There are various things to think about when preparing for breast reconstruction. This includes choosing a breast reconstruction surgeon and planning for surgery. It is also important to have realistic expectations of the likely outcome of breast reconstruction surgery.
Choosing a breast reconstruction surgeon
Breast reconstruction surgeons may work in the public or private health system or both. They have varying training, expertise and experience in breast reconstruction surgeries. Different surgical techniques will result in different breast reconstruction outcomes.
It is important to ask what experience the breast reconstruction surgeon has in which types of breast reconstruction surgeries.
You have the right to seek a second opinion at any time. A second opinion can help you to clarify information or explore alternative types of breast reconstruction.

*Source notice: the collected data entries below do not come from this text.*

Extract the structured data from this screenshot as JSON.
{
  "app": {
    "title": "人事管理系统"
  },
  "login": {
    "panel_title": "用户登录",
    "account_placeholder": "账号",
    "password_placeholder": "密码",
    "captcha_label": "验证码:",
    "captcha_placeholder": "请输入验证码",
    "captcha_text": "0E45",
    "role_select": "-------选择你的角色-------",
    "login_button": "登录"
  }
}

To look for a breast reconstruction surgeon in your area, go to the Australian Society of Plastic Surgeons (ASPS) website.

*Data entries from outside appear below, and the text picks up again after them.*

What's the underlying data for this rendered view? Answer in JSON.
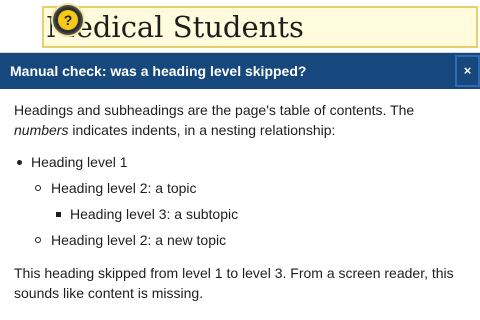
{
  "page": {
    "heading": "Medical Students"
  },
  "toggle": {
    "label": "?"
  },
  "tooltip": {
    "title": "Manual check: was a heading level skipped?",
    "close_label": "×",
    "intro_part1": "Headings and subheadings are the page's table of contents. The ",
    "intro_em": "numbers",
    "intro_part2": " indicates indents, in a nesting relationship:",
    "levels": [
      "Heading level 1",
      "Heading level 2: a topic",
      "Heading level 3: a subtopic",
      "Heading level 2: a new topic"
    ],
    "outro": "This heading skipped from level 1 to level 3. From a screen reader, this sounds like content is missing."
  },
  "colors": {
    "header_bg": "#16487e",
    "highlight_bg": "#fffbdc",
    "highlight_border": "#e7d06a",
    "toggle_yellow": "#f6c916"
  }
}
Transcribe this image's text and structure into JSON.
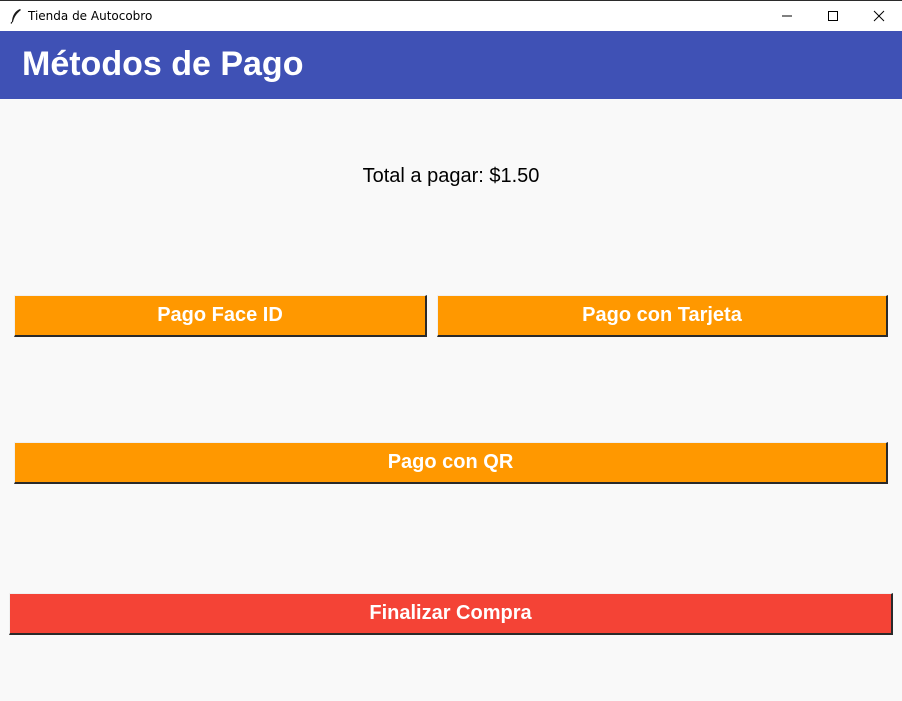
{
  "window": {
    "title": "Tienda de Autocobro",
    "controls": [
      "minimize-icon",
      "maximize-icon",
      "close-icon"
    ]
  },
  "header": {
    "title": "Métodos de Pago",
    "background": "#3f51b5"
  },
  "summary": {
    "total_text": "Total a pagar: $1.50"
  },
  "payment_methods": {
    "face_id_label": "Pago Face ID",
    "card_label": "Pago con Tarjeta",
    "qr_label": "Pago con QR",
    "button_color": "#ff9800"
  },
  "actions": {
    "finish_label": "Finalizar Compra",
    "finish_color": "#f44336"
  }
}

"You have to pick the one (breast reconstruction surgeon) that suits you. They're operating on an intimate part of your body so you've really got to feel that they've got your best interests at heart. It is not about their agenda or what they're trying to achieve, it is about what you want and you've got to put your whole, one hundred and ten percent trust in them."
The lead up to surgery
You are likely to have a number of appointments before breast reconstruction surgery. Appointments may be with a breast care nurse, anaesthetist and breast reconstruction surgeon.
Tests before surgery may include blood tests and a chest X-ray or scans to check the blood vessels.

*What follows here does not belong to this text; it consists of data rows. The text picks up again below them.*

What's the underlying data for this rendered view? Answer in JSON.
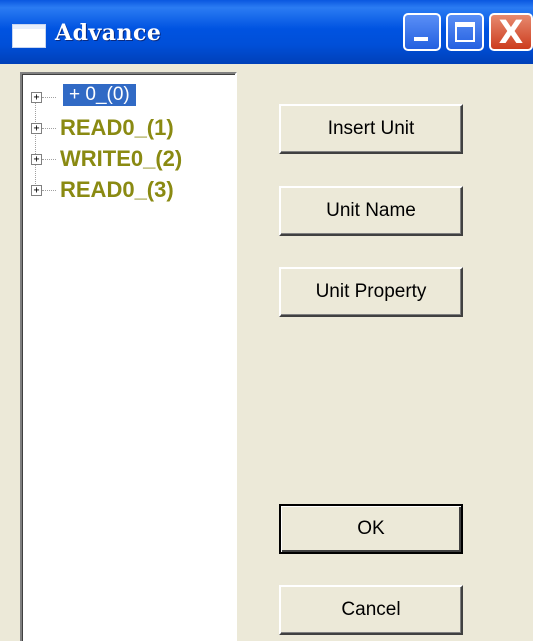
{
  "window": {
    "title": "Advance"
  },
  "titlebar": {
    "min_icon": "minimize-icon",
    "max_icon": "maximize-icon",
    "close_icon": "close-icon",
    "close_glyph": "X"
  },
  "tree": {
    "expander_glyph": "+",
    "nodes": [
      {
        "label": "+ 0_(0)",
        "selected": true
      },
      {
        "label": "READ0_(1)",
        "selected": false
      },
      {
        "label": "WRITE0_(2)",
        "selected": false
      },
      {
        "label": "READ0_(3)",
        "selected": false
      }
    ]
  },
  "buttons": {
    "insert_unit": "Insert Unit",
    "unit_name": "Unit Name",
    "unit_property": "Unit Property",
    "ok": "OK",
    "cancel": "Cancel"
  },
  "colors": {
    "title_bar": "#0053e1",
    "selection": "#316ac5",
    "node_text": "#8a8a12",
    "dialog_bg": "#ece9d8"
  }
}
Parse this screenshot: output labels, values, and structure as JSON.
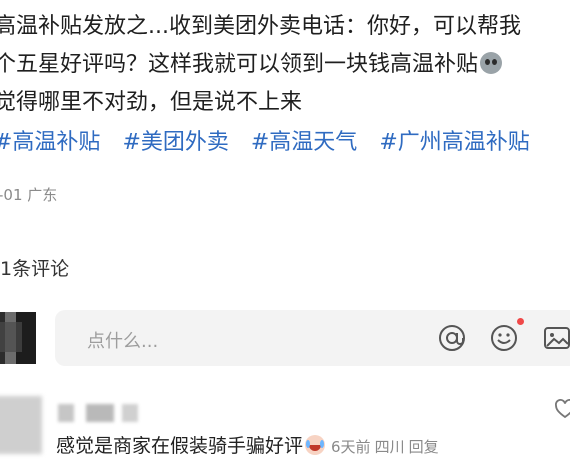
{
  "post": {
    "lines": [
      "高温补贴发放之...收到美团外卖电话：你好，可以帮我",
      "个五星好评吗？这样我就可以领到一块钱高温补贴",
      "觉得哪里不对劲，但是说不上来"
    ],
    "tags": [
      "#高温补贴",
      "#美团外卖",
      "#高温天气",
      "#广州高温补贴"
    ],
    "meta": "-01 广东"
  },
  "comments": {
    "count_label": "1条评论",
    "input_placeholder": "点什么...",
    "items": [
      {
        "text": "感觉是商家在假装骑手骗好评",
        "time": "6天前",
        "location": "四川",
        "reply_label": "回复"
      }
    ]
  },
  "icons": {
    "at": "at-icon",
    "emoji": "smile-icon",
    "image": "image-icon",
    "like": "heart-icon"
  },
  "colors": {
    "tag": "#2f6bc1",
    "meta": "#8a8a8a",
    "notify": "#f04848"
  }
}
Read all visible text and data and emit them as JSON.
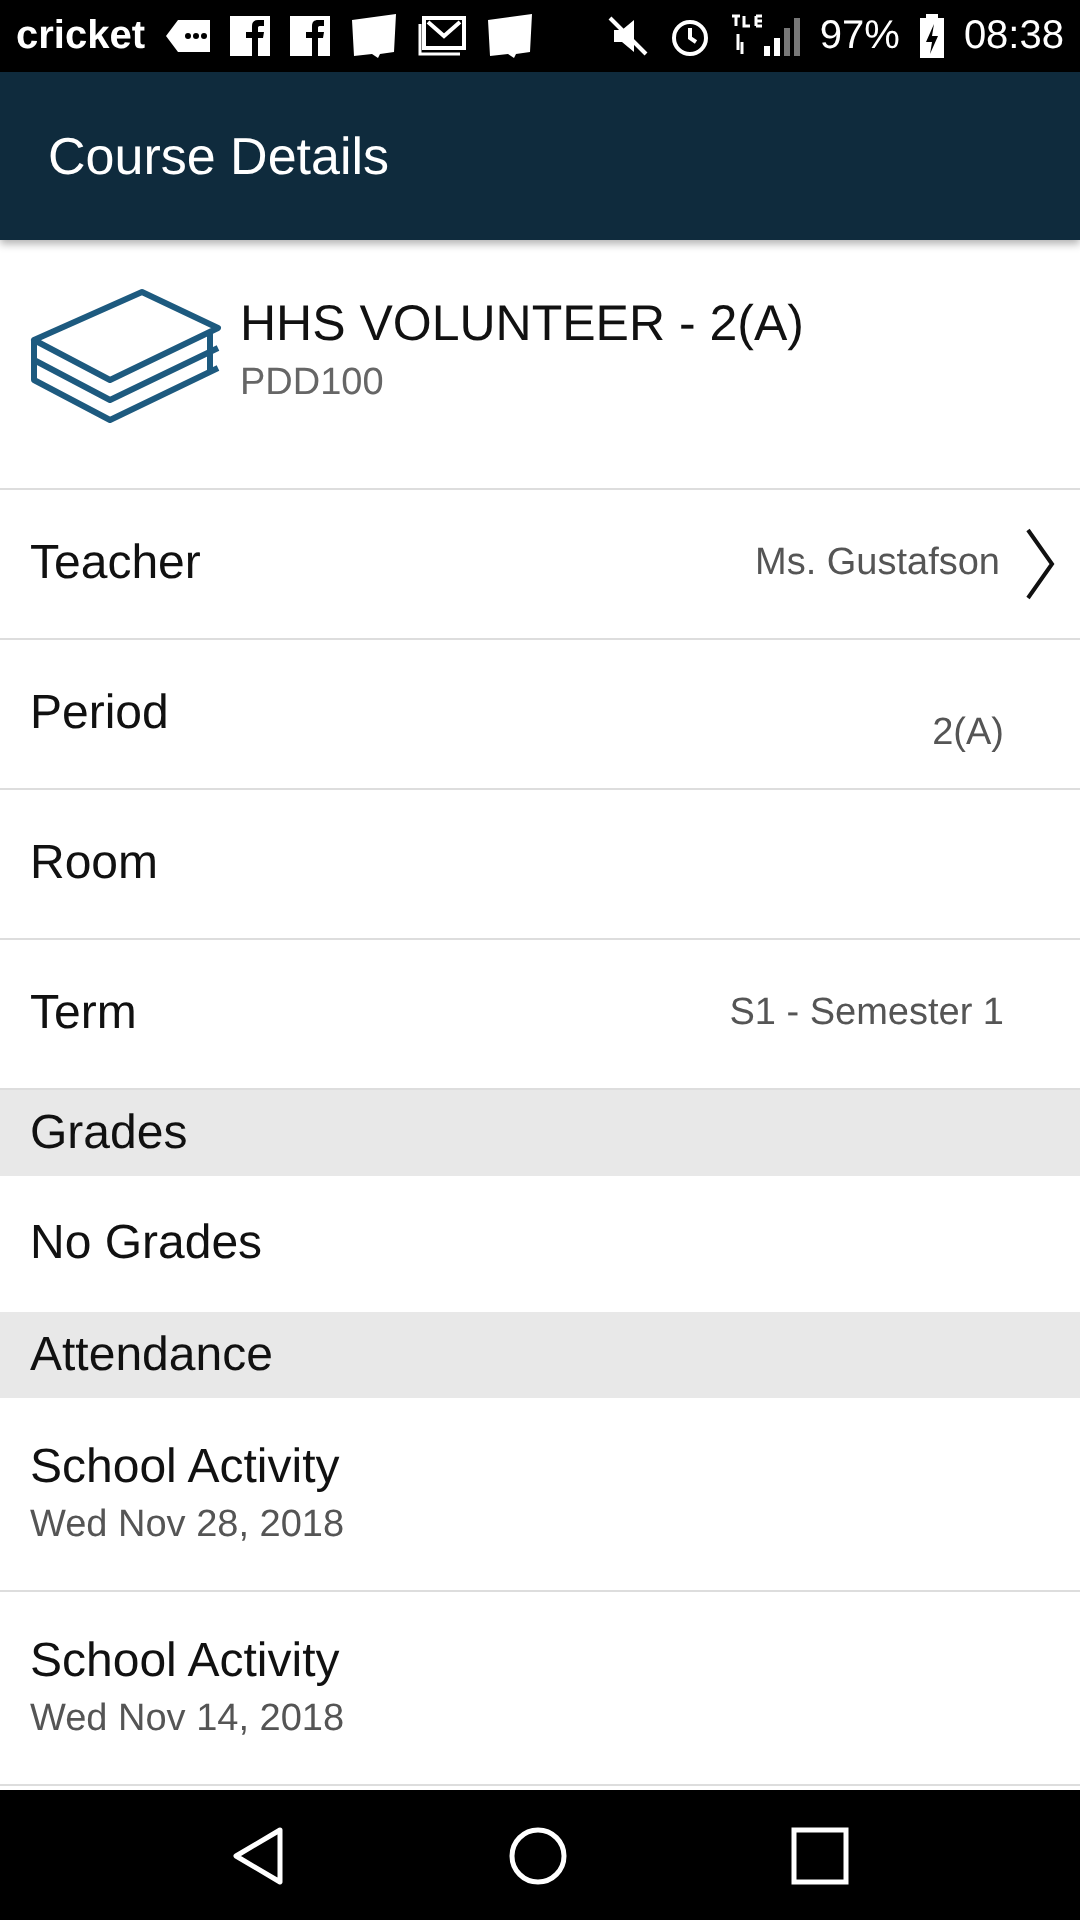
{
  "status_bar": {
    "carrier": "cricket",
    "battery": "97%",
    "time": "08:38"
  },
  "app_bar": {
    "title": "Course Details"
  },
  "course": {
    "name": "HHS VOLUNTEER - 2(A)",
    "code": "PDD100"
  },
  "details": [
    {
      "label": "Teacher",
      "value": "Ms. Gustafson",
      "link": true
    },
    {
      "label": "Period",
      "value": "2(A)",
      "link": false
    },
    {
      "label": "Room",
      "link": false
    },
    {
      "label": "Term",
      "value": "S1 - Semester 1",
      "link": false
    }
  ],
  "grades": {
    "title": "Grades",
    "items": [
      {
        "text": "No Grades"
      }
    ]
  },
  "attendance": {
    "title": "Attendance",
    "items": [
      {
        "title": "School Activity",
        "date": "Wed Nov 28, 2018"
      },
      {
        "title": "School Activity",
        "date": "Wed Nov 14, 2018"
      }
    ]
  }
}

You will probably be told to stop eating for 4–6 hours and drinking for 2 hours before the operation to reduce the risk of complications during surgery.
On the day of surgery, your breast reconstruction surgeon will probably draw on your body to mark out where the surgery cuts will be. This will be done when you are awake so that you can sit up or stand up, helping your breast reconstruction surgeon to give you the best possible outcome.
Having a breast reconstruction will mean having time off work and is likely to affect other activities such as child care. It is useful to plan ahead, particularly if not working is likely to affect your finances.
It is a good idea to organise some help for when you first come home from hospital. This might include help with house cleaning, child care, cooking meals, and getting to appointments. Help might be available through family, friends or community resources.